3. Best for low prices: SPRAYIT SP-352 Gravity Feed Spray Gun
Although paint sprayers are a useful alternative to rollers and brushes, buying one is only worth the money if you’re expecting many painting projects in the future. But SPRAYIT’s SP-352 model is a very affordable alternative to renting for anyone who already owns an air compressor (or planned on buying one, anyway).
Unlike more expensive sprayers, the SP-352’s spray tips can’t be swapped out for larger ones, which means it should only be used for smaller projects such as cabinets, doors and the like. Despite this, it includes knobs to control the spray pattern, air pressure and paint flow, giving you better control over the painting process. The fan pattern can be anywhere from 5.5” to 7.5” wide, letting it cover small areas quickly.
To help prolong the life of this sprayer, it’s very important to thoroughly clean it after each use to prevent clogging. Thicker latex paints should also be avoided, due to the small sprayer tip size.

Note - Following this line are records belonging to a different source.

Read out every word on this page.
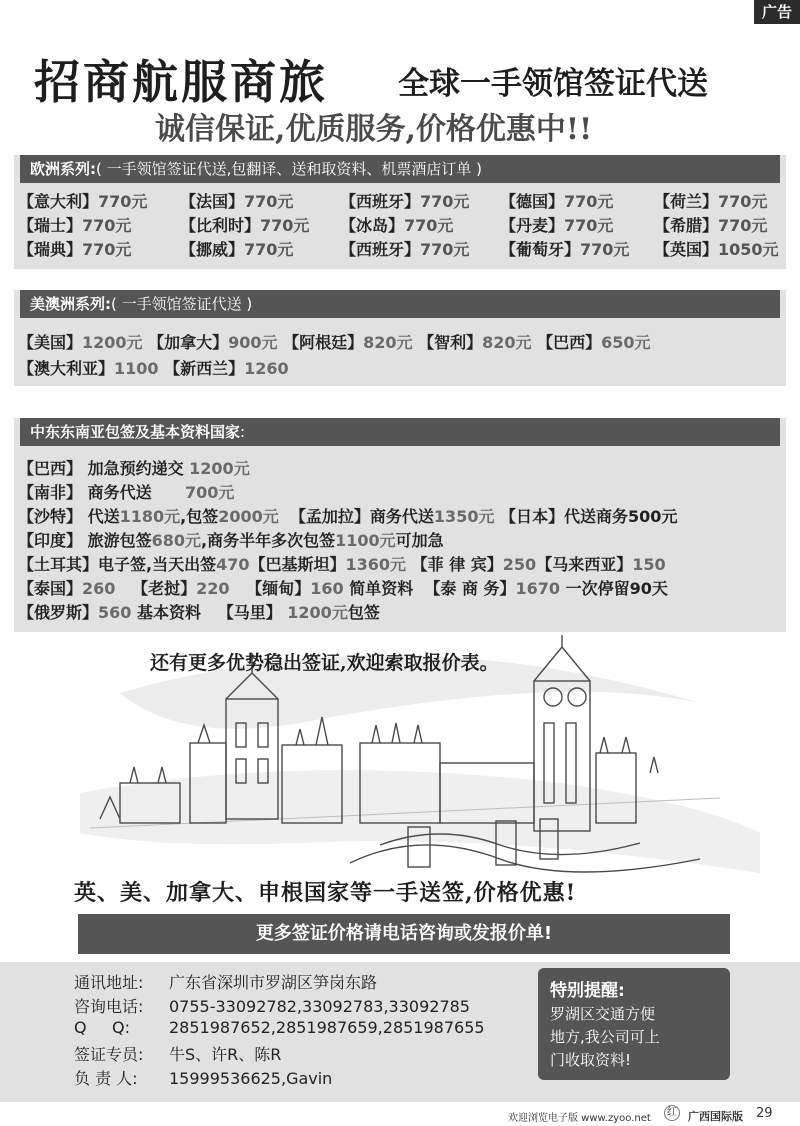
广告
招商航服商旅 全球一手领馆签证代送
诚信保证,优质服务,价格优惠中!!
欧洲系列:( 一手领馆签证代送,包翻译、送和取资料、机票酒店订单 )
【意大利】770元 【法国】770元	【西班牙】770元 【德国】770元	【荷兰】770元
【瑞士】770元	【比利时】770元 【冰岛】770元	【丹麦】770元	【希腊】770元
【瑞典】770元	【挪威】770元	【西班牙】770元 【葡萄牙】770元 【英国】1050元
美澳洲系列:( 一手领馆签证代送 )
【美国】1200元 【加拿大】900元 【阿根廷】820元 【智利】820元 【巴西】650元
【澳大利亚】1100 【新西兰】1260
中东东南亚包签及基本资料国家:
【巴西】 加急预约递交 1200元
【南非】 商务代送      700元
【沙特】 代送1180元,包签2000元  【孟加拉】商务代送1350元 【日本】代送商务500元
【印度】 旅游包签680元,商务半年多次包签1100元可加急
【土耳其】电子签,当天出签470【巴基斯坦】1360元 【菲 律 宾】250【马来西亚】150
【泰国】260   【老挝】220   【缅甸】160 简单资料  【泰 商 务】1670 一次停留90天
【俄罗斯】560 基本资料   【马里】 1200元包签
还有更多优势稳出签证,欢迎索取报价表。
英、美、加拿大、申根国家等一手送签,价格优惠!
更多签证价格请电话咨询或发报价单!
通讯地址: 广东省深圳市罗湖区笋岗东路
咨询电话: 0755-33092782,33092783,33092785
Q     Q: 2851987652,2851987659,2851987655
签证专员: 牛S、许R、陈R
负 责 人: 15999536625,Gavin
特别提醒:
罗湖区交通方便
地方,我公司可上
门收取资料!
欢迎浏览电子版 www.zyoo.net
红 广西国际版 29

4. Best carted paint sprayer: Graco Magnum X7 Cart Airless Paint Sprayer
The Graco Magnum X7 is very similar to its cousin, the Magnum X5 (see our "Best Overall" pick). It can spray virtually any material, packs enough juice to cover large areas quickly, and is easy to clean.
However, while the X5 is a compact model that can tackle large indoor jobs, the X7 comes with a cart and doubles down on size and power so it can handle professional-grade exterior jobs, too.
Tip sizes up to 0.017” are supported, letting it handle even un-thinned latex paints with little issue. It’s a carted model, meaning that the sprayer sits in a cart that holds a paint bucket and can be wheeled around from spot to spot, making big projects less of a hassle than with the X5. While that might be overkill for the occasional renovation project, handymen and fans of DIY are sure to get the most out of this workhorse spray painter.
5. Best HVLP sprayer: HomeRight Paint Sprayer Super Finish Max
HVLP sprayers are a great choice for smaller paint projects that require a more delicate touch, such as cabinets and carved furniture. Their only downside, if you can consider it that, is that they usually don’t have the power needed to handle thicker latex paints. HomeRight’s Super Finish Max avoids this by adding a little more “oomph” to its motor and allowing the use of 0.017” spray tips, so it can work with any material with little to no thinning.
This model comes with three different-sized spray tips, as well as three different spray patterns to give you more flexibility for tackling any job. Since it’s more powerful than standard HVLP sprayers, it can handle larger projects like walls, decks, and fences at a reasonable pace.
The increased power does mean that it will produce some overspray, leading to wasted material if you’re not careful with the spray settings. It’s simple enough to use, however, and reading through the instruction manual will help get the best performance out of this model.